Bewertung:

Insgesamt ist „Devil in the Grass“ ein Debüt-Thriller, der Elemente von Spannung, Gewalt und übernatürlichen Themen miteinander verbindet, insbesondere mit einer satanischen Sekte in den Florida Everglades. Die Leser sind geteilter Meinung über das Buch.
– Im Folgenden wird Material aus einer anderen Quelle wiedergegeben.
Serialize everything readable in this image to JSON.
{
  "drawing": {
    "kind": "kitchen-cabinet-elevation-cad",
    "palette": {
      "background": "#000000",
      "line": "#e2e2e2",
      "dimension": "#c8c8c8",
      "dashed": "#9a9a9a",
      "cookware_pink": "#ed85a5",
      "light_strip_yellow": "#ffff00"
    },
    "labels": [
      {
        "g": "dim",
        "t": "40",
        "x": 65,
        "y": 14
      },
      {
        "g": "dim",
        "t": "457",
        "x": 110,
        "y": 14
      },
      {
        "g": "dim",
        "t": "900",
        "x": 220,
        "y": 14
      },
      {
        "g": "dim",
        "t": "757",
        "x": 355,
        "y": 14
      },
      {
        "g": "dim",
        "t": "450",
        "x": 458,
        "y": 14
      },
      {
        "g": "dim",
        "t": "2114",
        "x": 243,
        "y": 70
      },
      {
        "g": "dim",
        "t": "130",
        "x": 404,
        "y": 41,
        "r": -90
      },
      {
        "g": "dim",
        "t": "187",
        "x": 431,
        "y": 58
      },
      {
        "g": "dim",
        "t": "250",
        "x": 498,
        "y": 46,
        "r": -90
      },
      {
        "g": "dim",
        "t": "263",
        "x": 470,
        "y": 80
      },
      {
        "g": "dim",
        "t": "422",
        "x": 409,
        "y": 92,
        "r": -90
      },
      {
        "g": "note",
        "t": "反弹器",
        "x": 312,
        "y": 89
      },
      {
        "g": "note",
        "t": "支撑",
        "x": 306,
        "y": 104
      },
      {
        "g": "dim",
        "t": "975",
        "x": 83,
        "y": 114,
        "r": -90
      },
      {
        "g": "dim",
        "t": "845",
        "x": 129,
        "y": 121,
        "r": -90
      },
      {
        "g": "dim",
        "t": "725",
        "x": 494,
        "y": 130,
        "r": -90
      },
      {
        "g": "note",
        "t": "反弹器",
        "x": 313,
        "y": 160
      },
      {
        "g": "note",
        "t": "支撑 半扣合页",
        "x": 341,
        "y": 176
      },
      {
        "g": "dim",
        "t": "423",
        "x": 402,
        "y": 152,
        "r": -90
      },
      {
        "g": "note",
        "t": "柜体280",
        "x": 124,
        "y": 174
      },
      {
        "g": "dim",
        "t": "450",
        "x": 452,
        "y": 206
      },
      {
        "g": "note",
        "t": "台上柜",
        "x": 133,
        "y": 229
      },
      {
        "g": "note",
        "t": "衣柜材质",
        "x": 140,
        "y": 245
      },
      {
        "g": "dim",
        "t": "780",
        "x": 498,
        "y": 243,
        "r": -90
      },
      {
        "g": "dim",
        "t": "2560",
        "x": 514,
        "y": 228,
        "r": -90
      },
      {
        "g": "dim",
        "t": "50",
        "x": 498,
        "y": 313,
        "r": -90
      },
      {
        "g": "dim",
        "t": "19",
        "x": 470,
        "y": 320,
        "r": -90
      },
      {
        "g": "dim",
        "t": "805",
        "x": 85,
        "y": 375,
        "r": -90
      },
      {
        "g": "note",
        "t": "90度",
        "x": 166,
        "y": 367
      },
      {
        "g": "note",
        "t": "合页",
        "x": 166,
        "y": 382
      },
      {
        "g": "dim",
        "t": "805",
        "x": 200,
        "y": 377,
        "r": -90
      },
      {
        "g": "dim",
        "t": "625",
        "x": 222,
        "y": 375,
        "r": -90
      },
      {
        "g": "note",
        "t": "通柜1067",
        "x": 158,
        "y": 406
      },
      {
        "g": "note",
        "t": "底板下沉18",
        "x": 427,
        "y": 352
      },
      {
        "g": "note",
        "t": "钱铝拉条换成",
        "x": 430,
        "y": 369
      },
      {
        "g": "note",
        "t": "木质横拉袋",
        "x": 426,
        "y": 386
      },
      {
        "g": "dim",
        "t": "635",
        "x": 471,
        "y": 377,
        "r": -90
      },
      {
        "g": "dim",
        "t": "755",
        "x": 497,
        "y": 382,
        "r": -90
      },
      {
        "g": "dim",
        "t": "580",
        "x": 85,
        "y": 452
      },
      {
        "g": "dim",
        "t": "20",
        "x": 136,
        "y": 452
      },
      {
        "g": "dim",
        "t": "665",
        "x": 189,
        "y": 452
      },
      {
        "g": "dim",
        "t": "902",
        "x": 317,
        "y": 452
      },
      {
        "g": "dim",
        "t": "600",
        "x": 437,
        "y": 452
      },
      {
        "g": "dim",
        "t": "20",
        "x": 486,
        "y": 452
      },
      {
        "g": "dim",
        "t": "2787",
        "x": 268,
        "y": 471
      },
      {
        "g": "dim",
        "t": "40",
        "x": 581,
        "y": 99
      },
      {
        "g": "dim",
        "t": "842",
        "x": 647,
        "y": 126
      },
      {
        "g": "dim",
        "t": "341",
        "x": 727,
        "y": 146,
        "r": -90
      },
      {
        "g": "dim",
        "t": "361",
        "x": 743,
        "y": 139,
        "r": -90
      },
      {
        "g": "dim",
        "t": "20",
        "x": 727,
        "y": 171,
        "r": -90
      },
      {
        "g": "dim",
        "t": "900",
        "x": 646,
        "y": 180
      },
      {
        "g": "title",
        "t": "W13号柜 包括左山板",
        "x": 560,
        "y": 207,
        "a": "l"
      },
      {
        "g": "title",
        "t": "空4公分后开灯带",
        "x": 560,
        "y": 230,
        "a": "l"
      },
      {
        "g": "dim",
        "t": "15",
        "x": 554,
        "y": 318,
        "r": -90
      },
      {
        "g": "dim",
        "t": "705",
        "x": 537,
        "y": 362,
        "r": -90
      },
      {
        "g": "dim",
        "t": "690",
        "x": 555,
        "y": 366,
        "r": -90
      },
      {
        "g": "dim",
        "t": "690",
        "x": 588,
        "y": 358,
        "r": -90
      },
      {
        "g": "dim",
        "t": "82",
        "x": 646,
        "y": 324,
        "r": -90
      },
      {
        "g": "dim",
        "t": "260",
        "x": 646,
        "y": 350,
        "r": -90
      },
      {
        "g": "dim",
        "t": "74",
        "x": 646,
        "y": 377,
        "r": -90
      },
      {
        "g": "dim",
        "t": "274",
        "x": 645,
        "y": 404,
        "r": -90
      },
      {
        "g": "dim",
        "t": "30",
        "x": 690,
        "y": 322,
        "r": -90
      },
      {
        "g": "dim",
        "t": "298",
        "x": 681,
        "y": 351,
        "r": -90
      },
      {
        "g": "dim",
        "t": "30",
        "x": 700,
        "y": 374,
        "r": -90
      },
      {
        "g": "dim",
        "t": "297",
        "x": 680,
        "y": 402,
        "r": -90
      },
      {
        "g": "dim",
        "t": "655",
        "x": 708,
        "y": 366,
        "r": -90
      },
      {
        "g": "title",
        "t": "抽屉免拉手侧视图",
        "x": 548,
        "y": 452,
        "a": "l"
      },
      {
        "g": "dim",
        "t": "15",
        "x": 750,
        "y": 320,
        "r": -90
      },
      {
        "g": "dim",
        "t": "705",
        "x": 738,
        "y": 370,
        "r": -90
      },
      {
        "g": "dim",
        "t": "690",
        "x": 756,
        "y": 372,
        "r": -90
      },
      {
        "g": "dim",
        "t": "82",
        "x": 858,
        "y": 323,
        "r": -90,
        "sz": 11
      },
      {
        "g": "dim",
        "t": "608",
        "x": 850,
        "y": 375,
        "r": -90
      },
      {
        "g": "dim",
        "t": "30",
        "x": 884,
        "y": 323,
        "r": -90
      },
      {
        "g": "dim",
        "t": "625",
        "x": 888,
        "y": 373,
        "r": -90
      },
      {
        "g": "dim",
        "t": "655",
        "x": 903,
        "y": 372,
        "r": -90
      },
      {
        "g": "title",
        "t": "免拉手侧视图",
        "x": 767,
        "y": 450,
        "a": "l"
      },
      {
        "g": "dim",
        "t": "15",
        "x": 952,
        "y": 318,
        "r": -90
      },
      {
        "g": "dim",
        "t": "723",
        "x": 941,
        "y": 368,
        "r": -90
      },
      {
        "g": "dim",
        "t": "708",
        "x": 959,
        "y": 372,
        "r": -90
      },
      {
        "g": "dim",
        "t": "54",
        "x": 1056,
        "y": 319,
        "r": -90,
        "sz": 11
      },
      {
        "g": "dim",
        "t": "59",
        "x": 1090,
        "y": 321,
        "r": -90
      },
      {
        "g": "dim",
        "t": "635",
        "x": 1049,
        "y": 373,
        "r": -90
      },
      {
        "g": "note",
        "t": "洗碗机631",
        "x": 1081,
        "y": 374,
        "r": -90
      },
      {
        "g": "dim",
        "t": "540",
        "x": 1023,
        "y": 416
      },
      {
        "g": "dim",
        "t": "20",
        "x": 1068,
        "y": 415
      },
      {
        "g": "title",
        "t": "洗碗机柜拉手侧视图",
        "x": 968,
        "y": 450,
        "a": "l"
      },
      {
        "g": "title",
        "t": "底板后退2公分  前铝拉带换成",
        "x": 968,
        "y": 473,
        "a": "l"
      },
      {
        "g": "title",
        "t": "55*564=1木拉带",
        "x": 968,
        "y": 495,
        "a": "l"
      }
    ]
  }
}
Viele loben das schnelle Tempo, den lebendigen Schreibstil und die fesselnde Prämisse, während andere die Entwicklung der Charaktere, die Vorhersehbarkeit und bestimmte Aspekte der Handlung kritisieren.
Vorteile:Lebendiger und fesselnder Schreibstil, rasanter und spannender Plot, sympathische Hauptfigur, einzigartiger Schauplatz in den Florida Everglades, starke Charakterisierung der Antagonisten, interessante Wendungen und ein spannendes Leseerlebnis.
Nachteile:Dünne und vorhersehbare Charakterentwicklung, einige Handlungsprobleme, übermäßige Gewalt, unsympathische Charaktere, Dialoge, die sich erzwungen oder unrealistisch anfühlen, und einige Leser fanden es ermüdend oder uninspiriert.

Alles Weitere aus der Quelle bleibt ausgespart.